My partner and I go to the place where whatever happened happened. I knock on the door and someone else answers the door. Then the guy in question comes down stairs. I get him alone and say, “Look, this woman is saying some very serious things. [I don’t use the R-word because I want to cover my own ass, but I make it pretty clear] … She’s also saying all she wants is her jackets back. Why don’t you make this easy for all of us and find her jackets and give them to us. Then we can go and leave and everything is cool.”
First the guy says he doesn’t know her. Then he says she was with his brother, who left [not very convincing]. Then he goes out the back [luckily he came back] and comes back with three jackets. We take the jackets and leave.
We give the woman back her jackets and she thanks us.
We tell the woman she should quit her crazy lifestyle and wish her the best.
And then we go on our way. I make it to John’s Express at 01:20 and get my pizza.
Best of all (from a cop’s perspective), because the call was on-view and not called in, there was no paperwork.

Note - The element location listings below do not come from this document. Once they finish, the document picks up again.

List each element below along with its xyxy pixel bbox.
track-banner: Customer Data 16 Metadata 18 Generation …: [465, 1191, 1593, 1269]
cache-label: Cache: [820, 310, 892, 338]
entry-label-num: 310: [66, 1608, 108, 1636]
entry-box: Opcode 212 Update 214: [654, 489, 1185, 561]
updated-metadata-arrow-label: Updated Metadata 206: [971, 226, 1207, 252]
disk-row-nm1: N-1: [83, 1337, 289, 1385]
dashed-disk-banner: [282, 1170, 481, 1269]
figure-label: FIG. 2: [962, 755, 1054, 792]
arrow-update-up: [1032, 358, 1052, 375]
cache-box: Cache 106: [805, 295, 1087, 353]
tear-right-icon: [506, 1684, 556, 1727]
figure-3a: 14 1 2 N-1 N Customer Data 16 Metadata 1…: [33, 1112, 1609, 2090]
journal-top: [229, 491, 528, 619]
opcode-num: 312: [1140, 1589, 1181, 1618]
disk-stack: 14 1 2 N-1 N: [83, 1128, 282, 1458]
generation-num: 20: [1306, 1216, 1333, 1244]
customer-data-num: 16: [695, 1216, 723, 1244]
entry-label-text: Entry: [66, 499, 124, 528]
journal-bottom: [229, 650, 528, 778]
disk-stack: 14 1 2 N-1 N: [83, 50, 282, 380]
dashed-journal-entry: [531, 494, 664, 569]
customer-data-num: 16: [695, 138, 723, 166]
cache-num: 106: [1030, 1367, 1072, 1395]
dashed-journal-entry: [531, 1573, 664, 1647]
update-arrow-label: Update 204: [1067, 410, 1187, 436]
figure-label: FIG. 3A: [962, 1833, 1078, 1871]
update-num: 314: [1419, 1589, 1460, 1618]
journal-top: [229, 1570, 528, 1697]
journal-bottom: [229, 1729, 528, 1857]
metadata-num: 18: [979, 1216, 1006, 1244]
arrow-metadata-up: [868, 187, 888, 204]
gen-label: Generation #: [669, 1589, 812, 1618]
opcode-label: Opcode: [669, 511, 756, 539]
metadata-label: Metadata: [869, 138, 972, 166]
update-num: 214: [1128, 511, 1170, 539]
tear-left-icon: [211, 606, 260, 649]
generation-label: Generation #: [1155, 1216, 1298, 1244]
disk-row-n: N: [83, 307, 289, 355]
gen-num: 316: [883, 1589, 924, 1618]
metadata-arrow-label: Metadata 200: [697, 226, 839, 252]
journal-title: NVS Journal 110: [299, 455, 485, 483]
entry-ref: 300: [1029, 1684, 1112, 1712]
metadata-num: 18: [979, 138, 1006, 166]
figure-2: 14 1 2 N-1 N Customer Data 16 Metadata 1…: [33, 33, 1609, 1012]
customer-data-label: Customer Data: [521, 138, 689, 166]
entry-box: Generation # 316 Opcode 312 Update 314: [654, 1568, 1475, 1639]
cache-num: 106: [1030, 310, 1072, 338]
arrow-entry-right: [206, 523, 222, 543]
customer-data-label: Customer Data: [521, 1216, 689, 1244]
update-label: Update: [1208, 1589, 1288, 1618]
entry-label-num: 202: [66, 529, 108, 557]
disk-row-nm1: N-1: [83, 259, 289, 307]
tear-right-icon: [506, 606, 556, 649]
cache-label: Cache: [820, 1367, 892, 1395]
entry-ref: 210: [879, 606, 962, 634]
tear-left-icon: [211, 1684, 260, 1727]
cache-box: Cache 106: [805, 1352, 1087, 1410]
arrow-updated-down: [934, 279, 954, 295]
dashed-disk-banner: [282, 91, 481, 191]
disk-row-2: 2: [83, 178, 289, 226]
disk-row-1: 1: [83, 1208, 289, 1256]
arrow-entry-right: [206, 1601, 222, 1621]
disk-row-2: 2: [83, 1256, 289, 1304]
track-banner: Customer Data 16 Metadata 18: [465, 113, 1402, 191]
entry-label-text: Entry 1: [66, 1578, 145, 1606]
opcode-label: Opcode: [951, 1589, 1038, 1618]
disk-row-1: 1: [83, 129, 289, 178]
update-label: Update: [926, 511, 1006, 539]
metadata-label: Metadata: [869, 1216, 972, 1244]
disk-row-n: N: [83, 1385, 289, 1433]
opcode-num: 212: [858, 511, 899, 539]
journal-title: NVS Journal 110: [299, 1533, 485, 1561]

Did I handle this by the book? No. Was the woman raped? Hard to say. Could I have locked him up? Yes. Could I have locked her up? Certainly. Should I have locked either up? I don’t know. But I didn’t.
She wanted her jackets back and I got them for her. I felt strangely satisfied at how I handled this situation. Was I right?
This seems to be a perfect example of the policeman's discretion you discuss in COP IN THE HOOD. Whether you did right or wrong from a legal standpoint isn't something that can be argued from the facts at hand, and better facts weren't likely to become available.
At the risk of seeming insensitive, I think someone who was willing to settle for getting her jackets back to call it even would have a hard time proving rape to any kind of jury. The guy she was with may have been/probably was an asshole, but that's not a crime.
I can't say if your solution was right or wrong, but everything seems to have come out about as it should.
Everyone walked away happy. And that's all that matters.